“Steven P. Jobs is rebooting Apple’s digital movie effort and putting the company squarely in the middle of an intensifying industry battle to download movies and Internet content to high-definition televisions,” Matt Richtel and Brad Stone report for The New York Times.
“On Tuesday at Macworld Expo, an annual trade show, Mr. Jobs announced that the company is adding movie rentals from all the major Hollywood studios to its iTunes download service. Mr. Jobs said that more than 1,000 regular definition and about 100 high-definition movies would be available by the end of February,” Richtel and Stone report.
“He also unveiled a sequel to Apple’s year-old, unsuccessful AppleTV — a set-top box designed to play those movies on a high-definition television set. The older version of AppleTV [sic], introduced last year, required a computer connection. The newer version connects directly to the Internet and allows consumers to select movies and TV shows to watch directly from their TVs,” Richtel and Stone report.
MacDailyNews Take: 800,000 or so Apple TV units with little or no marketing, no movie rentals, no direct to iTunes ability, etc. in 11 months is “unsuccessful?” Richtel and Stone also don’t seem to understand that all existing Apple TV units are now “the newer version,” too. A free software update adds all of the capabilities to those 800,000 or so Apple TVs already out in the market; Apple TVs that are ready and waiting to rent content, we might add.
Richtel and Stone continue, “Anxious to defend themselves from these rivals, cable and satellite companies are expanding their own on-demand offerings. Comcast, one of the nation’s largest cable companies, said last week it would have 6,000 movies available on demand by next year, with half of those in high-definition… Apple’s offering is not a radical departure from what its competitors offer. It will charge $3.99 for new releases, $4.99 for new releases in high-definition, and $2.99 for older movies. Consumers can store the movie for 30 days, but can watch the movie only during a single 24-hour period.”

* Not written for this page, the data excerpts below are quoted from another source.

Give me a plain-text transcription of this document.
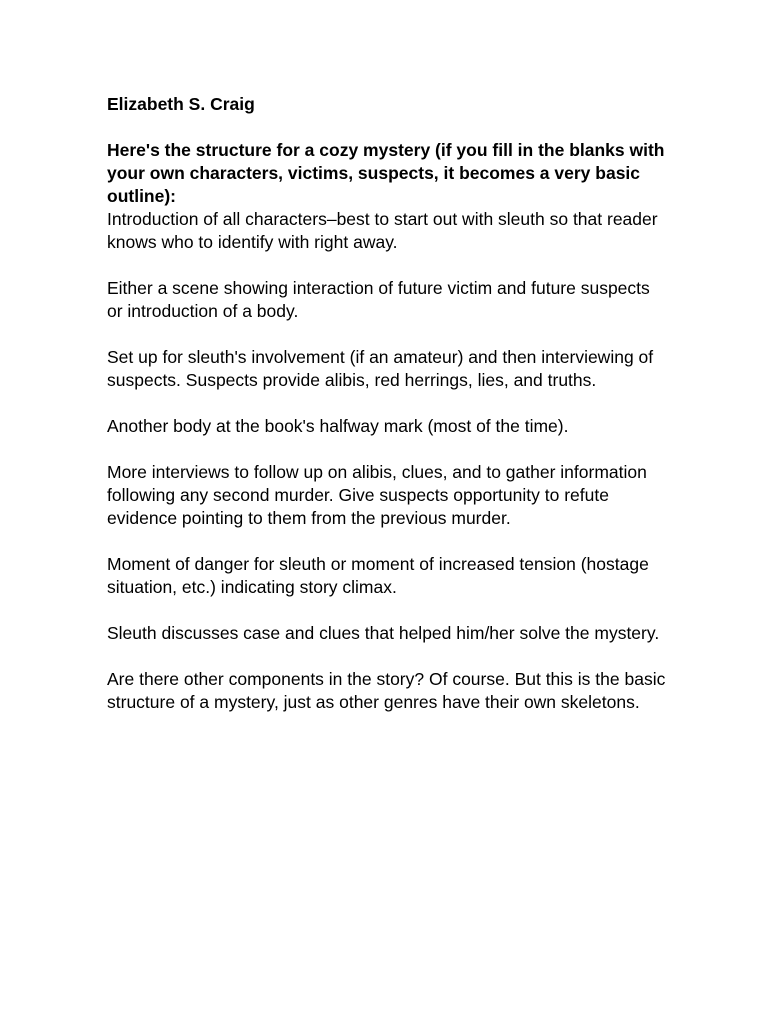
Elizabeth S. Craig

Here's the structure for a cozy mystery (if you fill in the blanks with your own characters, victims, suspects, it becomes a very basic outline):

Introduction of all characters–best to start out with sleuth so that reader knows who to identify with right away.

Either a scene showing interaction of future victim and future suspects or introduction of a body.

Set up for sleuth's involvement (if an amateur) and then interviewing of suspects. Suspects provide alibis, red herrings, lies, and truths.

Another body at the book's halfway mark (most of the time).

More interviews to follow up on alibis, clues, and to gather information following any second murder. Give suspects opportunity to refute evidence pointing to them from the previous murder.

Moment of danger for sleuth or moment of increased tension (hostage situation, etc.) indicating story climax.

Sleuth discusses case and clues that helped him/her solve the mystery.

Are there other components in the story? Of course. But this is the basic structure of a mystery, just as other genres have their own skeletons.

MacDailyNews Take: Comcast’s and the others’ offerings will not be portable and playable on 150 million Apple iPod and iPhones, not to mention Macs and PCs. That fact alone is a radical departure.
Richtel and Stone continue, “Richard Doherty, research director of Envisioneering, a technology assessment firm, said that AppleTV was the best solution to date for getting movie downloads. But he said consumers ultimately may favor a way to get digital content onto their televisions that does not involve buying or installing another box… He believes that Apple, hoping to compete with manufacturers that have integrated Internet access technology into televisions, will eventually introduce a TV set of its own. ‘We’re fairly sure they’ve been working on that, and it might be a summer announcement,’ Mr. Doherty said.”